Ajay walked through the dozen long shelves marked “Country—Red, White and Blue,” past a lonely, undusted rack marked “Jazz” to a long bin at the back marked “Rock.”

He went through the D’s and couldn’t find the record he came for.  He looked to the desk where Boss Joe looked away.  Nonetheless, Ajay approached him.

"Do you have the Duran Duran album?"

Hank Williams pleasantly broke his heart in the background, extolling the fact that he was nobody’s sugar daddy now.

Boss Joe looked up from his book.

"Believe we do.  Hang on."

And in back he went.  He emerged not thirty seconds later and slapped the album down on his desk.

"You want to give it a listen before you buy it?"

"That’ll rip the plastic though."

"Naw we got a promotional copy here, hang on."

He pulled a white sleeved album stamped “For Promotional Use Only”, slipped the large licorice-colored disc from the sleeve and set it spinning on his turntable.

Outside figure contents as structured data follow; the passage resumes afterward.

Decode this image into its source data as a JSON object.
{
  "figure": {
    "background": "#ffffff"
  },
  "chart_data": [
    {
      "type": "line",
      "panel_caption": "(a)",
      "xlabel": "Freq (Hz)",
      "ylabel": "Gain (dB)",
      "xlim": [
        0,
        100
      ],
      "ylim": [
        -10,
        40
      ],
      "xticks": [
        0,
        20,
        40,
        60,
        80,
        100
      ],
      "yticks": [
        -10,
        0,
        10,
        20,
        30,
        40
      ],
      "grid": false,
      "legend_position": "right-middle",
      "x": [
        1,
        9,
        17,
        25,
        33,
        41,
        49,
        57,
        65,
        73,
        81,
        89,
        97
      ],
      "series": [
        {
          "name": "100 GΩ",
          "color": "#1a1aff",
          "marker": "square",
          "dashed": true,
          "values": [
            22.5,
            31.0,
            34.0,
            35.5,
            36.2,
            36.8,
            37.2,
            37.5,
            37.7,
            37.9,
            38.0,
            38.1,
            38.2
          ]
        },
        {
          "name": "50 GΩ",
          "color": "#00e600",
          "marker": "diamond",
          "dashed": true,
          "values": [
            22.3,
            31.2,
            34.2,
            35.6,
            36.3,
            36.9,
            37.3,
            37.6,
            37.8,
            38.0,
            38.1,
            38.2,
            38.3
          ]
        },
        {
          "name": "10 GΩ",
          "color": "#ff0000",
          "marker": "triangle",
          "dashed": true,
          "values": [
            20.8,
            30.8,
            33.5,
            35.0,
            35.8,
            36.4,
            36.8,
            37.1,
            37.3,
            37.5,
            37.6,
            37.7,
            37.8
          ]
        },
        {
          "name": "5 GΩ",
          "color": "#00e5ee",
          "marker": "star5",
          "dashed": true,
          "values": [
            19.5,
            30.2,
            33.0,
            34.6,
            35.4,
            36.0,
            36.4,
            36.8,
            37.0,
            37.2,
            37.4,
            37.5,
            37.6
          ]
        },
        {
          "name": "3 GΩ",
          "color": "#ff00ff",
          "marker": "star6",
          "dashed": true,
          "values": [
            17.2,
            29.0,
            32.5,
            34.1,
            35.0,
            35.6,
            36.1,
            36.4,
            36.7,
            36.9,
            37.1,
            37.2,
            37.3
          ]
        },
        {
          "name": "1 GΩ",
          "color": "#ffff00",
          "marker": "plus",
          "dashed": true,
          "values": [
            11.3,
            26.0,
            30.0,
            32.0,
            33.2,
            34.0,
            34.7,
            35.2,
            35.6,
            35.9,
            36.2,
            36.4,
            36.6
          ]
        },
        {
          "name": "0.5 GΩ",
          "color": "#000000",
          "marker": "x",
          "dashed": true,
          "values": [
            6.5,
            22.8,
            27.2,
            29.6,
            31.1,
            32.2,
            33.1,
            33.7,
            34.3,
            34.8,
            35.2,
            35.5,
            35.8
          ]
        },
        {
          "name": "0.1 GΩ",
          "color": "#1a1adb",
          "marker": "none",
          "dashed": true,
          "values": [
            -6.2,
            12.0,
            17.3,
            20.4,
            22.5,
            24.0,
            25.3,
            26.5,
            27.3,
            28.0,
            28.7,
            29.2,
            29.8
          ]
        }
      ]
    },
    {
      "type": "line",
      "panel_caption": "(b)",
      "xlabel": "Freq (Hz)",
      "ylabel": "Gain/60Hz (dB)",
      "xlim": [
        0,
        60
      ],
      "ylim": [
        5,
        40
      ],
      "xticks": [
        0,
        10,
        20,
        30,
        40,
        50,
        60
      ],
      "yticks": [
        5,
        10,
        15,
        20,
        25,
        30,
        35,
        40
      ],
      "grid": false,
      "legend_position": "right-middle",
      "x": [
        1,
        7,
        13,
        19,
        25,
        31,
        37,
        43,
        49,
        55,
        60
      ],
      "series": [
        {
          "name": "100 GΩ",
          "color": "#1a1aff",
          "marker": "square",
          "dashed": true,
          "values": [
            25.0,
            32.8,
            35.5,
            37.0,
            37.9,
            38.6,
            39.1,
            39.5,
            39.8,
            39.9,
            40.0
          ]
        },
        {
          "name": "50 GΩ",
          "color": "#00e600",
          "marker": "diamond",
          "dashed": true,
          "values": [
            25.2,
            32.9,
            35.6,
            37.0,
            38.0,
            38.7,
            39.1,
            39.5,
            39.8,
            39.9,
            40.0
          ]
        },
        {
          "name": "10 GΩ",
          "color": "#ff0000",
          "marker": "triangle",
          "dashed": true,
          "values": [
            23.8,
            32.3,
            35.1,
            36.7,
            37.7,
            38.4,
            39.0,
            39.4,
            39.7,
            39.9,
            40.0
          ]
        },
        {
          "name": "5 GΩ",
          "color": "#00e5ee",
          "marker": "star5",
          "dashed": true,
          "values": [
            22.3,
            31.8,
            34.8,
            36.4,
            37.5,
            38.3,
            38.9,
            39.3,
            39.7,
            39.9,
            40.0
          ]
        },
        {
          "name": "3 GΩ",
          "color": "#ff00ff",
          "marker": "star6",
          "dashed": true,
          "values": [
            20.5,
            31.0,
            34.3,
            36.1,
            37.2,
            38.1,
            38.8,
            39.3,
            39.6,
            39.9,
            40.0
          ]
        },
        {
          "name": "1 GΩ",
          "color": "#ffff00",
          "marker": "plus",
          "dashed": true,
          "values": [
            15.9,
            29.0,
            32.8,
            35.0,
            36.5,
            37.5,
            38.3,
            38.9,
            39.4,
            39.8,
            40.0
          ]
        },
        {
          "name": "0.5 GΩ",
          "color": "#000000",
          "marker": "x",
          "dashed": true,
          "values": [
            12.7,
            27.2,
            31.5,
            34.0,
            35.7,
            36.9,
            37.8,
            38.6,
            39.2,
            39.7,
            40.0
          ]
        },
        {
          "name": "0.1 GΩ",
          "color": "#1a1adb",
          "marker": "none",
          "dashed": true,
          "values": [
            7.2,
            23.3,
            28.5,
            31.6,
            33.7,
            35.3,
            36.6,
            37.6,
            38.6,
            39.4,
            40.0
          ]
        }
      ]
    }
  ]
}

The first pulse of the music was loud, louder than Joe had expected.  He quickly dialed down the volume and stood listening intently.

"Just the one song."

Ajay nodded.  It was the most alive, bizarre music he had ever heard.  The beat was clear but all of the instruments pulsed in and out too quickly for his mind to fix the hooks and melodies.  The song ended and Joe snapped the record up and stowed it in its sleeve as if he had re-caged a pest.

"I’ll take it."

Walking home, the record under his arm, he thought of how brittle it was.  He could put his foot on it and break it in half, never to be heard.  He remembered a trivia question he had reasoned correctly: How many grooves are there on a standard LP record?  One.

He turned up Sutter toward the tree streets.  His body suddenly fell into civil war; his mind and feet were determined but his stomach had other ideas and was quickly conspiring with his esophagus.  He dashed off a note on a torn piece of notebook paper and slid the record behind the milk box.  He rang the bell, turned, darted from the steps and made his way up toward Sutter.

As he crested the hill that led to his small house, he chanced a glance back.  He hoped to see her arm reach for the record, her hair fall around her mouth.  His stomach pulsed a primitive patter.  But there was no one there.  He turned and walked on, framed against the sky which was now varnished red and vermillion, a few trace clouds like bruises high against the darkening heaven.